Alguns dizem que somente os alunos podem mudar a educação, porque são as vítimas. Há sabedoria nessa expectativa,
mas há também nos pesquisadores e educadores, a exemplo dos que aqui se reuniram para colaborar. Para consertar a escola
precisamos de um grande concerto: todos são importantes para colocar em marcha um movimento significativo e abrangente de mudança. Este livro ensaia este concerto. Na BNCC consta no capítulo sobre Ensino Médio a “recriação da escola”. Ainda acho que é um ato falho, porque não combina com o texto conservador e instrucionista.
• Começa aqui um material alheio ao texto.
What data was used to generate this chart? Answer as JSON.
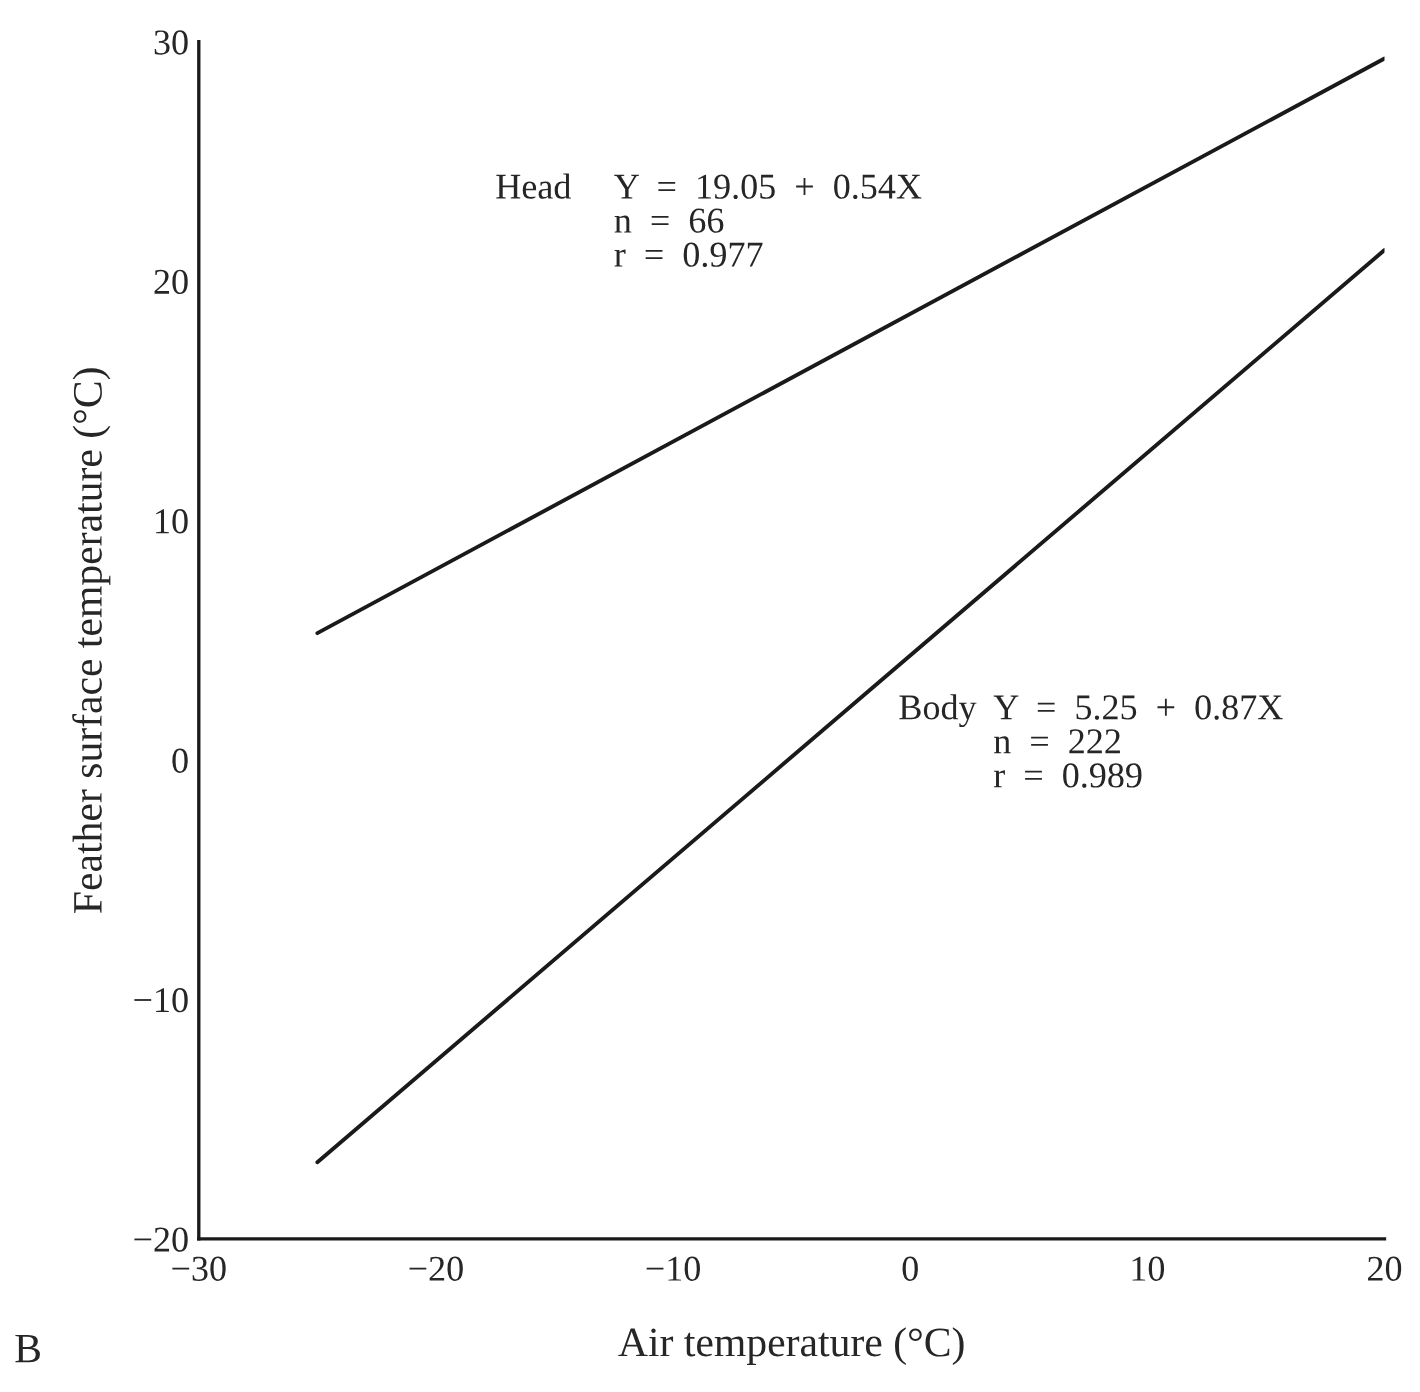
{
  "chart_data": {
    "type": "line",
    "xlabel": "Air temperature (°C)",
    "ylabel": "Feather surface temperature (°C)",
    "x": [
      -25,
      20
    ],
    "series": [
      {
        "color": "#1a1a1a",
        "values": [
          5.3,
          29.3
        ]
      },
      {
        "color": "#1a1a1a",
        "values": [
          -16.8,
          21.3
        ]
      }
    ],
    "xlim": [
      -30,
      20
    ],
    "ylim": [
      -20,
      30
    ],
    "xticks": [
      {
        "value": -30,
        "label": "−30"
      },
      {
        "value": -20,
        "label": "−20"
      },
      {
        "value": -10,
        "label": "−10"
      },
      0,
      10,
      20
    ],
    "yticks": [
      {
        "value": -20,
        "label": "−20"
      },
      {
        "value": -10,
        "label": "−10"
      },
      0,
      10,
      20,
      30
    ],
    "grid": false,
    "legend": false,
    "marker": "none",
    "line_style": "solid",
    "annotations": [
      "Head",
      "Y  =  19.05  +  0.54X\nn  =  66\nr  =  0.977",
      "Body",
      "Y  =  5.25  +  0.87X\nn  =  222\nr  =  0.989",
      "B"
    ]
  }
}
Parece cair do céu. Não resultará nada, porque não é uma formatação curricular que muda a escola. É, no entanto, surpreendente que se diga ser necessário “recriar” a escola – não vale reformar, é preciso mudar tudo. Embora o mais provável seja não mudar nada, todos sabemos que é preciso mudar tudo. Assim, parece-me um começo formidável partir da ideia das EDUCAÇÕES, para sugerir que precisamos sair da camisa-de-força atual e enveredar por outros caminhos exploratórios. O livro é uma grande exploração de ideias plurais, arregimentando uma plêiade de autoras e autores que querem contribuir para mudar a educação pública. Os desafios são absurdamente concretos: quando um aluno termina o Ensino Médio, no qual o aprendizado adequado de matemática é de 5%, significa que 95% não aprenderam bem. Foram 12 anos desperdiçados. Quando, nos Anos Iniciais, temos, por vezes, um desempenho superlativo perto de 100%, com destaque para a escola municipal do pedagogo, mas nos Anos Finais, cai a 20%, um lapso enorme do licenciado na escola estadual, nos perguntamos sobre como pode isso acontecer… Algumas escolas fazem coisas incríveis, com o charme de serem municipais. Outras, como as escolas estaduais, parecem paradas no tempo, não por culpa docente ou da escola como tal, mas porque são freadas no tempo, começando pela formação muito deficiente na universidade, ao lado de condições muito difíceis de trabalho, não esquecendo, nunca, que muitos alunos são parte de comunidades muito marginalizadas e isto interfere contundentemente na aprendizagem. Talvez ainda insistamos demais no “ensinar”. Se aceitássemos que professor é profissional da aprendizagem (ensino vai ficando para o computador, sobretudo se for só para repassar conteúdo curricular), poderíamos tentar outras abordagens voltadas para atividades de aprendizagem na escola, não de reprodução curricular. É fundamental cuidar da autoria dos estudantes e isso pede professores autores, cientistas, pesquisadores.